Teenagers and blacks are the most vulnerable to this. 

The analysis of 2002-14 US data has been publicised as the most comprehensive study on the topic. Although it confirms the previously released information, it underscores why researchers view gun violence as a public health crisis.

The report from the Centers for Disease Control and Prevention, which was compiled by analysing death certificates and emergency room reports, involves children and teens through age 17.

According to the findings published on Monday, June 19, in the journal Pediatrics, the yearly toll is nearly 1,300 deaths and almost 6,000 nonfatal gunshot wounds out of which most of them are intentional. Most deaths result from homicides and suicides, while assaults caused most of the nonfatal injuries.

The annual death rate is nearly 2 out of 100,000 children, the rate is twice the number for blacks. It is also observed that nonfatal gunshot wounds injure almost 8 out of 100,000 kids each year.

From 2007-14, suicides have increased from 325 to 532. The suicide rate increased 60 per cent over those years to 1.6 per 100,000. Relationship failures and problems at school were cited as the reasons for one-third of these kids being depressed.

The same time period also saw the number of homicides fall from 1,038 to 699, the rate dropping by 36 percent to less than 1 per 100,000.

Playing with guns and unintentional firing were the reason for most of the unintentional deaths with most of the victims being bystanders.

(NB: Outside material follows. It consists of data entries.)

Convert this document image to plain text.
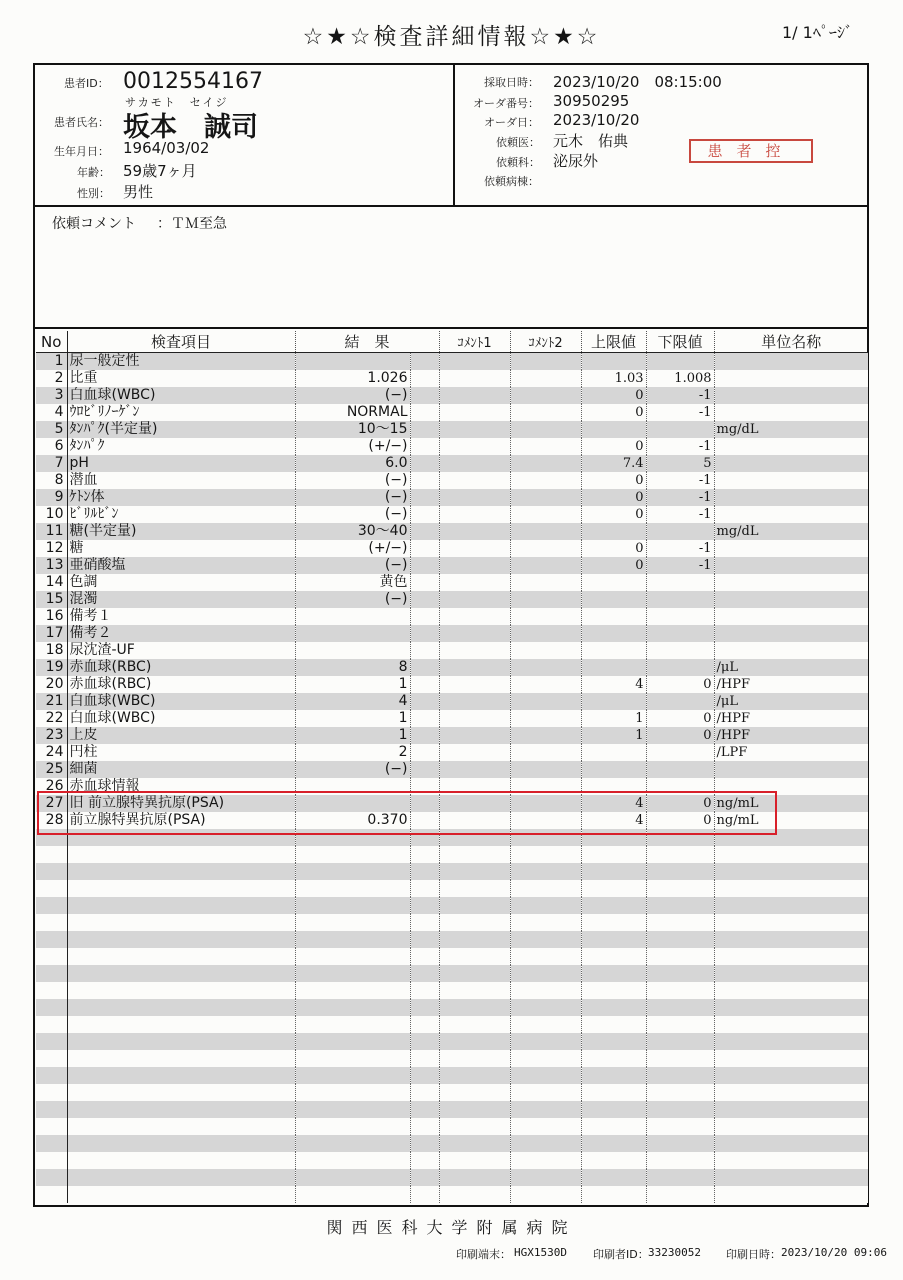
☆★☆検査詳細情報☆★☆	1/ 1ﾍﾟｰｼﾞ
患者ID： 0012554167
サカモト　セイジ
患者氏名： 坂本　誠司
生年月日： 1964/03/02
年齢： 59歳7ヶ月
性別： 男性
採取日時： 2023/10/20　08:15:00
オーダ番号： 30950295
オーダ日： 2023/10/20
依頼医： 元木　佑典
依頼科： 泌尿外
依頼病棟：
患者控
依頼コメント ：ＴＭ至急
No	検査項目	結　果		ｺﾒﾝﾄ1	ｺﾒﾝﾄ2	上限値	下限値	単位名称
1	尿一般定性							
2	比重	1.026				1.03	1.008	
3	白血球(WBC)	(−)				0	-1	
4	ｳﾛﾋﾞﾘﾉｰｹﾞﾝ	NORMAL				0	-1	
5	ﾀﾝﾊﾟｸ(半定量)	10〜15						mg/dL
6	ﾀﾝﾊﾟｸ	(+/−)				0	-1	
7	pH	6.0				7.4	5	
8	潜血	(−)				0	-1	
9	ｹﾄﾝ体	(−)				0	-1	
10	ﾋﾞﾘﾙﾋﾞﾝ	(−)				0	-1	
11	糖(半定量)	30〜40						mg/dL
12	糖	(+/−)				0	-1	
13	亜硝酸塩	(−)				0	-1	
14	色調	黄色						
15	混濁	(−)						
16	備考１							
17	備考２							
18	尿沈渣-UF							
19	赤血球(RBC)	8						/μL
20	赤血球(RBC)	1				4	0	/HPF
21	白血球(WBC)	4						/μL
22	白血球(WBC)	1				1	0	/HPF
23	上皮	1				1	0	/HPF
24	円柱	2						/LPF
25	細菌	(−)						
26	赤血球情報							
27	旧 前立腺特異抗原(PSA)					4	0	ng/mL
28	前立腺特異抗原(PSA)	0.370				4	0	ng/mL

関西医科大学附属病院
印刷端末： HGX1530D 印刷者ID： 33230052 印刷日時： 2023/10/20 09:06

Among kids up to the age of 10, more than 40% accidently shot themselves.

According to The Associated Press and USA TODAY Network, unintentional shooting deaths may be significantly underreported. 

As per the news organisations, during the first six months of 2016, minors died from accidental shootings at their own hands, or at the hands of other children or adults at a pace of one every other day, far more than limited federal statistics indicate.